1. Add to marketplace
2. Install Crest
Frequently asked questions
- What does Tonone's Crest do?
- Crest is Tonone's AI product strategist. It builds RICE-prioritized roadmaps with explicit bets and trade-offs, writes OKRs with measurable leading indicators and causal models, maps competitive white space for positioning, produces alignment-producing strategy memos, and audits current strategy for misalignment before planning cycles begin.
- How does Crest's roadmap output differ from a generalist AI?
- A generalist produces a list of features in a roadmap format. Crest's crest-roadmap skill produces each initiative as a bet, with a hypothesis, evidence for the RICE estimates, the trade-offs against deprioritized initiatives, sequencing logic, and the conditions under which the bet should be revisited. It is a decision document, not a timeline.
- What makes Crest's OKR output different?
- Crest's crest-okr skill produces OKRs with an explicit causal model, the chain of actions and behaviors that connects team activities to the key results. It also flags structurally weak OKRs: key results that measure output rather than outcome, or results that will move regardless of whether the team's strategy succeeds. These flags prevent OKRs from becoming measurement theater.
- What is the Dunford framework and how does Crest use it?
- The Dunford positioning framework defines positioning by four elements: the competitive alternative, the product's unique attributes, the value those attributes produce, and the best-fit customer who values that value. Crest's crest-compete skill produces a positioning statement in this structure, grounded in the competitive white space analysis, positioning that is defensible because it is based on where competitors are underserving customers.
- When should I use crest-recon versus crest-roadmap?
- Run crest-recon before crest-roadmap. crest-recon audits your current strategic state, north star metric definition, current positioning, OKR quality, and identifies the most important strategic decision to make before planning begins. crest-roadmap builds the plan once the strategic direction is clear. Starting with crest-roadmap before crest-recon risks optimizing around the wrong strategic direction.
- How does crest-narrative differ from a strategy slide deck?

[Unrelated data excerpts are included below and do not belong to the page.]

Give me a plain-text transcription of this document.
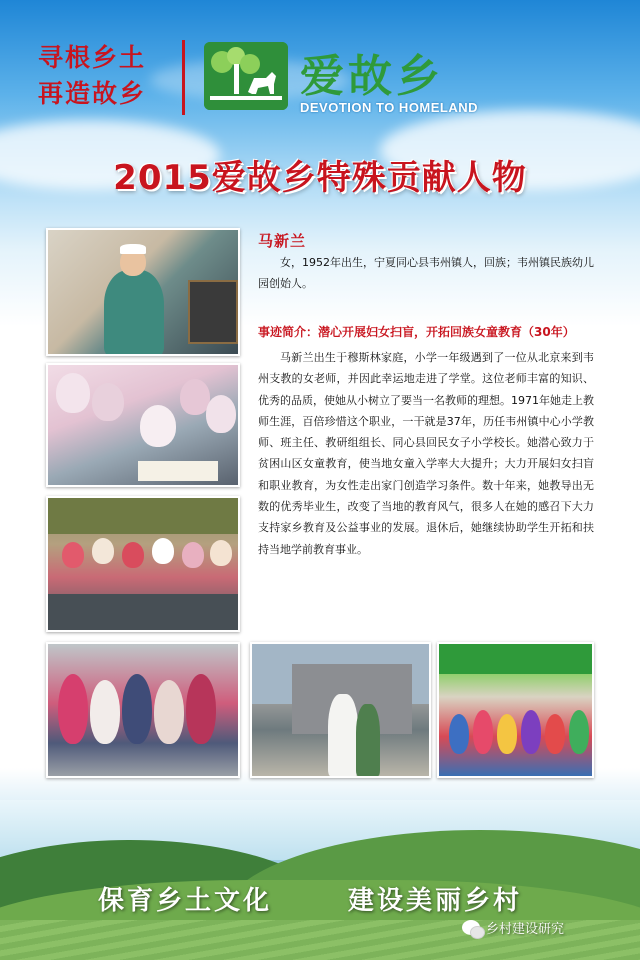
寻根乡土
再造故乡	爱故乡
DEVOTION TO HOMELAND
2015爱故乡特殊贡献人物
马新兰
女，1952年出生，宁夏同心县韦州镇人，回族；韦州镇民族幼儿园创始人。
事迹简介：潜心开展妇女扫盲，开拓回族女童教育（30年）
马新兰出生于穆斯林家庭，小学一年级遇到了一位从北京来到韦州支教的女老师，并因此幸运地走进了学堂。这位老师丰富的知识、优秀的品质，使她从小树立了要当一名教师的理想。1971年她走上教师生涯，百倍珍惜这个职业，一干就是37年，历任韦州镇中心小学教师、班主任、教研组组长、同心县回民女子小学校长。她潜心致力于贫困山区女童教育，使当地女童入学率大大提升；大力开展妇女扫盲和职业教育，为女性走出家门创造学习条件。数十年来，她教导出无数的优秀毕业生，改变了当地的教育风气，很多人在她的感召下大力支持家乡教育及公益事业的发展。退休后，她继续协助学生开拓和扶持当地学前教育事业。
保育乡土文化	建设美丽乡村
乡村建设研究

- A strategy slide deck presents conclusions in bullet form, leaving gaps for interpretation and misalignment. crest-narrative produces a prose memo in the problem/insight/approach structure, a document that makes the reasoning explicit and reviewable. Prose memos produce more durable alignment because they cannot hide ambiguity in a vague bullet point the way slide decks can.
- Is Tonone's Crest free?
- Yes. Tonone is MIT-licensed and free to use. Crest is one of 23 agents included in the Tonone package. You pay only for Claude Code token usage during the work itself.